Le président de la République joue aujourd’hui un rôle crucial pour le devenir de la nation. C’est maintenant que nous allons tous apprécier ses qualités d’homme d’Etat, de constructeur des institutions. D’abord, il doit avoir le courage de dire non à ceux qui le soutiennent pour éviter la fuite en avant. Il devrait plutôt encourager les successeurs les plus prometteurs, y compris ceux qui lui résistent, à se transformer en leaders-hommes d’Etat, à regarder loin et à proposer à la nation une vision de ce que serait son futur. Comme la plupart n’ont eu jusqu’à présent que des fonctions de loyauté, d’obéissance, il est difficile de dire quelles sont leurs capacités à diriger la nation.

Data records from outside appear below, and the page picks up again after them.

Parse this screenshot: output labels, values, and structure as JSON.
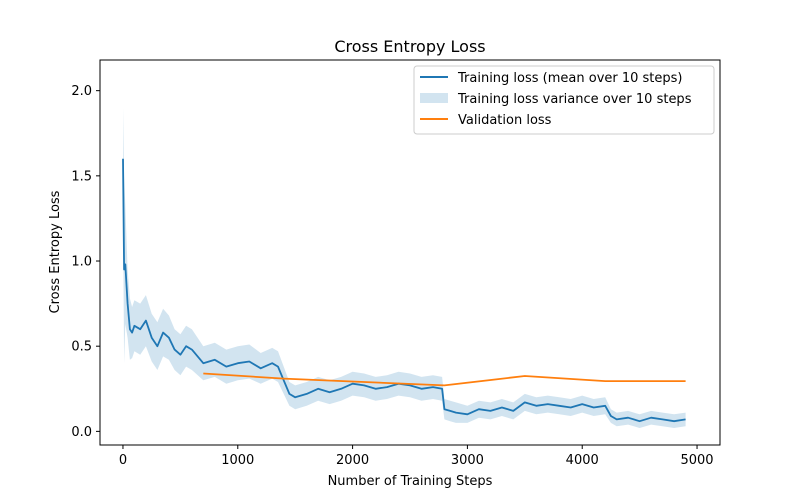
{
  "chart_data": {
    "type": "line",
    "title": "Cross Entropy Loss",
    "xlabel": "Number of Training Steps",
    "ylabel": "Cross Entropy Loss",
    "xlim": [
      -200,
      5200
    ],
    "ylim": [
      -0.08,
      2.18
    ],
    "xticks": [
      0,
      1000,
      2000,
      3000,
      4000,
      5000
    ],
    "yticks": [
      0.0,
      0.5,
      1.0,
      1.5,
      2.0
    ],
    "xtick_labels": [
      "0",
      "1000",
      "2000",
      "3000",
      "4000",
      "5000"
    ],
    "ytick_labels": [
      "0.0",
      "0.5",
      "1.0",
      "1.5",
      "2.0"
    ],
    "grid": false,
    "legend_position": "top-right",
    "colors": {
      "training": "#1f77b4",
      "variance": "#1f77b4",
      "validation": "#ff7f0e"
    },
    "series": [
      {
        "name": "Training loss (mean over 10 steps)",
        "kind": "line",
        "x": [
          0,
          10,
          20,
          40,
          60,
          80,
          100,
          150,
          200,
          250,
          300,
          350,
          400,
          450,
          500,
          550,
          600,
          700,
          800,
          900,
          1000,
          1100,
          1200,
          1300,
          1350,
          1400,
          1450,
          1500,
          1600,
          1700,
          1800,
          1900,
          2000,
          2100,
          2200,
          2300,
          2400,
          2500,
          2600,
          2700,
          2780,
          2800,
          2850,
          2900,
          3000,
          3100,
          3200,
          3300,
          3400,
          3500,
          3600,
          3700,
          3800,
          3900,
          4000,
          4100,
          4200,
          4250,
          4300,
          4400,
          4500,
          4600,
          4700,
          4800,
          4900
        ],
        "y": [
          1.6,
          0.95,
          0.98,
          0.75,
          0.6,
          0.58,
          0.62,
          0.6,
          0.65,
          0.55,
          0.5,
          0.58,
          0.55,
          0.48,
          0.45,
          0.5,
          0.48,
          0.4,
          0.42,
          0.38,
          0.4,
          0.41,
          0.37,
          0.4,
          0.38,
          0.3,
          0.22,
          0.2,
          0.22,
          0.25,
          0.23,
          0.25,
          0.28,
          0.27,
          0.25,
          0.26,
          0.28,
          0.27,
          0.25,
          0.26,
          0.25,
          0.13,
          0.12,
          0.11,
          0.1,
          0.13,
          0.12,
          0.14,
          0.12,
          0.17,
          0.15,
          0.16,
          0.15,
          0.14,
          0.16,
          0.14,
          0.15,
          0.09,
          0.07,
          0.08,
          0.06,
          0.08,
          0.07,
          0.06,
          0.07
        ]
      },
      {
        "name": "Training loss variance over 10 steps",
        "kind": "band",
        "half_width": [
          0.3,
          0.55,
          0.35,
          0.2,
          0.18,
          0.15,
          0.15,
          0.15,
          0.15,
          0.14,
          0.14,
          0.14,
          0.13,
          0.12,
          0.12,
          0.12,
          0.12,
          0.1,
          0.1,
          0.1,
          0.1,
          0.1,
          0.09,
          0.09,
          0.09,
          0.08,
          0.07,
          0.07,
          0.07,
          0.07,
          0.07,
          0.07,
          0.07,
          0.07,
          0.07,
          0.07,
          0.07,
          0.07,
          0.07,
          0.07,
          0.07,
          0.06,
          0.06,
          0.06,
          0.05,
          0.05,
          0.05,
          0.05,
          0.05,
          0.05,
          0.05,
          0.05,
          0.05,
          0.05,
          0.05,
          0.05,
          0.05,
          0.04,
          0.04,
          0.04,
          0.04,
          0.04,
          0.04,
          0.04,
          0.04
        ]
      },
      {
        "name": "Validation loss",
        "kind": "line",
        "x": [
          700,
          1400,
          2100,
          2800,
          3500,
          4200,
          4900
        ],
        "y": [
          0.34,
          0.31,
          0.29,
          0.27,
          0.325,
          0.295,
          0.295
        ]
      }
    ]
  }
}
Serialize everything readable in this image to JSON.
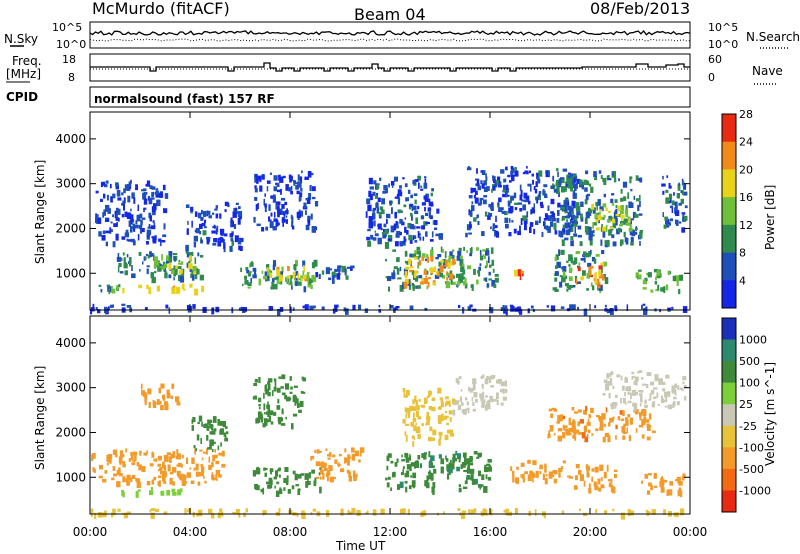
{
  "header": {
    "station": "McMurdo (fitACF)",
    "beam": "Beam 04",
    "date": "08/Feb/2013"
  },
  "top_panels": {
    "nsky_label": "N.Sky",
    "nsearch_label": "N.Search",
    "noise_ticks": [
      "10^5",
      "10^0"
    ],
    "freq_label_1": "Freq.",
    "freq_label_2": "[MHz]",
    "freq_ticks": [
      "18",
      "8"
    ],
    "nave_label": "Nave",
    "nave_ticks": [
      "60",
      "0"
    ],
    "cpid_label": "CPID",
    "cpid_value": "normalsound (fast) 157 RF"
  },
  "chart_data": [
    {
      "type": "heatmap",
      "title": "Power",
      "ylabel": "Slant Range [km]",
      "colorbar_label": "Power [dB]",
      "colorbar_ticks": [
        "4",
        "8",
        "12",
        "16",
        "20",
        "24",
        "28"
      ],
      "colorbar_colors": [
        "#1426e6",
        "#1f4fb8",
        "#2f8a4e",
        "#6fbf3a",
        "#e8d21a",
        "#f28a1a",
        "#e82a12"
      ],
      "yticks": [
        1000,
        2000,
        3000,
        4000
      ],
      "ylim": [
        180,
        4600
      ],
      "xlim_hours": [
        0,
        24
      ],
      "regions": [
        {
          "t0": 0.0,
          "t1": 24.0,
          "r0": 200,
          "r1": 320,
          "v": 5
        },
        {
          "t0": 0.1,
          "t1": 1.2,
          "r0": 650,
          "r1": 900,
          "v": 12
        },
        {
          "t0": 1.2,
          "t1": 4.5,
          "r0": 650,
          "r1": 780,
          "v": 22
        },
        {
          "t0": 1.0,
          "t1": 4.5,
          "r0": 900,
          "r1": 1500,
          "v": 10
        },
        {
          "t0": 2.5,
          "t1": 4.2,
          "r0": 1050,
          "r1": 1450,
          "v": 16
        },
        {
          "t0": 3.8,
          "t1": 6.0,
          "r0": 1600,
          "r1": 2600,
          "v": 7
        },
        {
          "t0": 0.2,
          "t1": 3.0,
          "r0": 1700,
          "r1": 3100,
          "v": 6
        },
        {
          "t0": 6.0,
          "t1": 9.2,
          "r0": 700,
          "r1": 1300,
          "v": 12
        },
        {
          "t0": 7.0,
          "t1": 8.6,
          "r0": 850,
          "r1": 1200,
          "v": 20
        },
        {
          "t0": 6.5,
          "t1": 9.0,
          "r0": 2000,
          "r1": 3300,
          "v": 6
        },
        {
          "t0": 9.0,
          "t1": 10.5,
          "r0": 900,
          "r1": 1300,
          "v": 8
        },
        {
          "t0": 11.8,
          "t1": 16.2,
          "r0": 700,
          "r1": 1600,
          "v": 12
        },
        {
          "t0": 12.5,
          "t1": 14.5,
          "r0": 800,
          "r1": 1400,
          "v": 22
        },
        {
          "t0": 11.0,
          "t1": 14.0,
          "r0": 1700,
          "r1": 3200,
          "v": 7
        },
        {
          "t0": 15.0,
          "t1": 19.5,
          "r0": 1900,
          "r1": 3400,
          "v": 7
        },
        {
          "t0": 16.8,
          "t1": 17.3,
          "r0": 950,
          "r1": 1150,
          "v": 24
        },
        {
          "t0": 18.5,
          "t1": 20.6,
          "r0": 650,
          "r1": 1550,
          "v": 12
        },
        {
          "t0": 19.4,
          "t1": 20.5,
          "r0": 750,
          "r1": 1250,
          "v": 24
        },
        {
          "t0": 18.8,
          "t1": 22.0,
          "r0": 1700,
          "r1": 3300,
          "v": 10
        },
        {
          "t0": 20.0,
          "t1": 21.6,
          "r0": 2000,
          "r1": 2600,
          "v": 18
        },
        {
          "t0": 21.8,
          "t1": 23.6,
          "r0": 600,
          "r1": 1100,
          "v": 14
        },
        {
          "t0": 22.8,
          "t1": 23.8,
          "r0": 2000,
          "r1": 3300,
          "v": 8
        }
      ]
    },
    {
      "type": "heatmap",
      "title": "Velocity",
      "ylabel": "Slant Range [km]",
      "colorbar_label": "Velocity [m s^-1]",
      "colorbar_ticks": [
        "1000",
        "500",
        "100",
        "25",
        "-25",
        "-100",
        "-500",
        "-1000"
      ],
      "colorbar_colors": [
        "#1c2fb8",
        "#2e8a6f",
        "#3f8a3a",
        "#7dcf3a",
        "#c8c8b4",
        "#e8c23a",
        "#f29a2a",
        "#f26a14",
        "#e82a12"
      ],
      "yticks": [
        1000,
        2000,
        3000,
        4000
      ],
      "ylim": [
        180,
        4600
      ],
      "xlim_hours": [
        0,
        24
      ],
      "regions": [
        {
          "t0": 0.0,
          "t1": 24.0,
          "r0": 200,
          "r1": 320,
          "v": -60
        },
        {
          "t0": 0.0,
          "t1": 5.3,
          "r0": 900,
          "r1": 1650,
          "v": -300
        },
        {
          "t0": 1.2,
          "t1": 3.8,
          "r0": 650,
          "r1": 780,
          "v": 60
        },
        {
          "t0": 4.0,
          "t1": 5.5,
          "r0": 1600,
          "r1": 2400,
          "v": 300
        },
        {
          "t0": 2.0,
          "t1": 3.5,
          "r0": 2600,
          "r1": 3100,
          "v": -200
        },
        {
          "t0": 6.5,
          "t1": 9.2,
          "r0": 700,
          "r1": 1250,
          "v": 300
        },
        {
          "t0": 8.8,
          "t1": 10.8,
          "r0": 1000,
          "r1": 1700,
          "v": -300
        },
        {
          "t0": 6.5,
          "t1": 8.5,
          "r0": 2200,
          "r1": 3300,
          "v": 150
        },
        {
          "t0": 11.8,
          "t1": 16.0,
          "r0": 750,
          "r1": 1600,
          "v": 400
        },
        {
          "t0": 12.5,
          "t1": 14.5,
          "r0": 1800,
          "r1": 3000,
          "v": -50
        },
        {
          "t0": 14.5,
          "t1": 16.6,
          "r0": 2500,
          "r1": 3300,
          "v": 0
        },
        {
          "t0": 16.8,
          "t1": 19.2,
          "r0": 950,
          "r1": 1400,
          "v": -300
        },
        {
          "t0": 18.2,
          "t1": 22.5,
          "r0": 1900,
          "r1": 2600,
          "v": -400
        },
        {
          "t0": 19.3,
          "t1": 21.0,
          "r0": 750,
          "r1": 1300,
          "v": -300
        },
        {
          "t0": 20.5,
          "t1": 23.8,
          "r0": 2600,
          "r1": 3400,
          "v": 0
        },
        {
          "t0": 22.0,
          "t1": 23.8,
          "r0": 700,
          "r1": 1100,
          "v": -300
        }
      ]
    }
  ],
  "xaxis": {
    "ticks": [
      "00:00",
      "04:00",
      "08:00",
      "12:00",
      "16:00",
      "20:00",
      "00:00"
    ],
    "label": "Time UT"
  }
}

C’est pour cela que le président devrait s’assurer qu’ils fassent leurs classes en se présentant devant le peuple, pour le convaincre de leurs capacités à répondre à ses ambitions, puis accepter humblement son verdict dans des consultations sincères, sans manipulation bureaucratique.

Je n’ai pas toujours applaudi aux gestes du président Bouteflika, mais j’ai de l’affection pour lui et, ayant étudié beaucoup de dirigeants, je comprends la difficulté qu’il y a à contredire ceux qui le soutiennent, mais c’est là le prix qu’un grand dirigeant doit payer pour apporter la pierre la plus importante dans la construction des institutions du pays. Je crois qu’il peut le faire et j’espère un jour écrire un livre positif sur la réussite de ce grand combat.
Je prie pour la santé de ce président si important pour le pays, je prie pour qu’il ait l’énergie nécessaire à un virage vertueux. Je prie pour que les successeurs comprennent l’importance des enjeux sociétaux, au-delà de leurs gains personnels. Je prie pour l’Algérie.

 

Par Taïeb Hafsi,  Professeur, membre de la Société royale du Canada.